Why people should make such unsubstantiated claims is not hard to understand. Saying that you have, for example, Chronic Fatigue Syndrome is more interesting, even to yourself, than admitting that you don’t take care of yourself. It also requires much less effort than changing your habits.

In the same way, to say you have face-blindness sounds far better than saying you are incompletely socialized, and need to learn to look beyond yourself and notice other people.

More importantly, if you have a psychiatric condition or a genetic predisposition, then your behavior isn’t your fault. You don’t have to do anything about it. You can excuse your behavior (at least to yourself) and go right on doing it. If anyone calls you to account, then they are the crass ones, not you. You are the victim of circumstance, and are not obliged to help yourself.

I make these statements with some confidence, because people who truly have these conditions generally act very differently. They do not announce their conditions to everyone they encounter – to the contrary, they often go to great lengths to conceal them, often changing their lifestyles or employment, or adding a battery of work-arounds to their arsenal of habits so that nobody will ever know. Far from being proud of their problems, they see them as handicaps or deficits for which they have to compensate and struggle against.

That is to say, people who really have problems don’t try to ennoble or publicize them. They’re too busy trying to do something about them.

In fact, what concerns me most about the self-diagnosing is that they can reduce the credibility of genuine sufferers. If employers encounter too many people using post-traumatic stress as an excuse for anti-social behavior, they may run out of patience and not give the necessary sympathy for the genuinely shell-shocked.
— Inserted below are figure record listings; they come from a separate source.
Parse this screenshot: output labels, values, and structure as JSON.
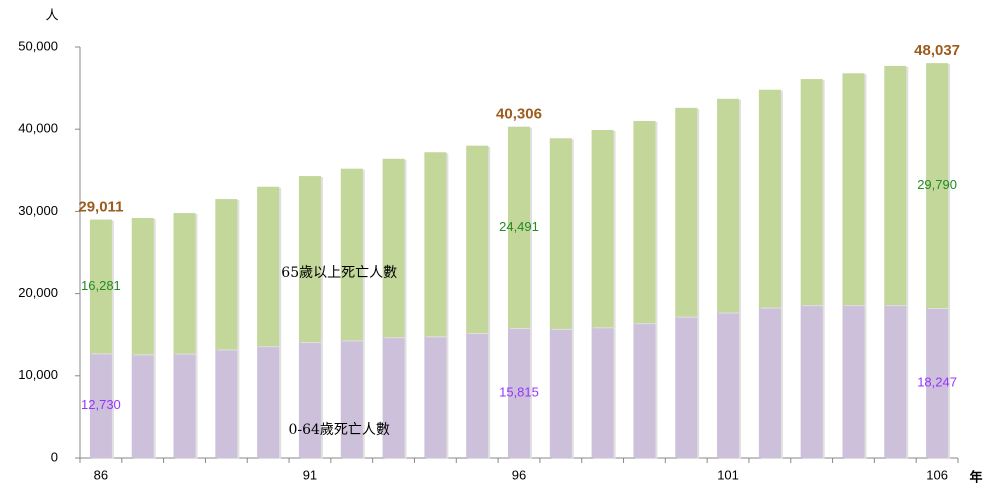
{
  "chart_data": {
    "type": "stacked_bar",
    "y_label": "人",
    "x_label": "年",
    "categories": [
      "86",
      null,
      null,
      null,
      null,
      "91",
      null,
      null,
      null,
      null,
      "96",
      null,
      null,
      null,
      null,
      "101",
      null,
      null,
      null,
      null,
      "106"
    ],
    "series": [
      {
        "name": "0-64歲死亡人數",
        "color": "#ccc0da",
        "label_color": "#9933ff",
        "values": [
          12730,
          12600,
          12700,
          13200,
          13600,
          14100,
          14300,
          14700,
          14800,
          15200,
          15815,
          15700,
          15900,
          16400,
          17200,
          17700,
          18300,
          18600,
          18600,
          18600,
          18247
        ],
        "value_labels": [
          "12,730",
          null,
          null,
          null,
          null,
          null,
          null,
          null,
          null,
          null,
          "15,815",
          null,
          null,
          null,
          null,
          null,
          null,
          null,
          null,
          null,
          "18,247"
        ]
      },
      {
        "name": "65歲以上死亡人數",
        "color": "#c4d79b",
        "label_color": "#228b22",
        "values": [
          16281,
          16600,
          17100,
          18300,
          19400,
          20200,
          20900,
          21700,
          22400,
          22800,
          24491,
          23200,
          24000,
          24600,
          25400,
          26000,
          26500,
          27500,
          28200,
          29100,
          29790
        ],
        "value_labels": [
          "16,281",
          null,
          null,
          null,
          null,
          null,
          null,
          null,
          null,
          null,
          "24,491",
          null,
          null,
          null,
          null,
          null,
          null,
          null,
          null,
          null,
          "29,790"
        ]
      }
    ],
    "annotations": [
      {
        "text": "29,011",
        "at": "86"
      },
      {
        "text": "40,306",
        "at": "96"
      },
      {
        "text": "48,037",
        "at": "106"
      }
    ],
    "annotation_color": "#9c5b1e",
    "ylim": [
      0,
      50000
    ],
    "yticks": [
      0,
      {
        "value": 10000,
        "label": "10,000"
      },
      {
        "value": 20000,
        "label": "20,000"
      },
      {
        "value": 30000,
        "label": "30,000"
      },
      {
        "value": 40000,
        "label": "40,000"
      },
      {
        "value": 50000,
        "label": "50,000"
      }
    ]
  }
}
Similarly, anyone who encounters Adult Attention Deficit Disorder being used as an excuse for lack of concentration might very well be out of patience when they meet the real thing. After all, even reputable psychologists need time for a proper diagnosis, so how is anybody without training going to be able to separate the dubious condition from the true.?

I’m almost tempted to wish that the self-diagnosing could be inflicted for real with the conditions they already claim to have. But that would be cruel – many of these conditions are not ones that I would wish on anyone.

So instead, I’ll wish that the self-diagnosing would either grow up or keep quiet. What they are talking about is far too serious to tolerate their games. Unlike Esther Greenwood in The Bell Jar, many of them do not even have the excuse of adolescence or actual problems to justify their self-indulgence.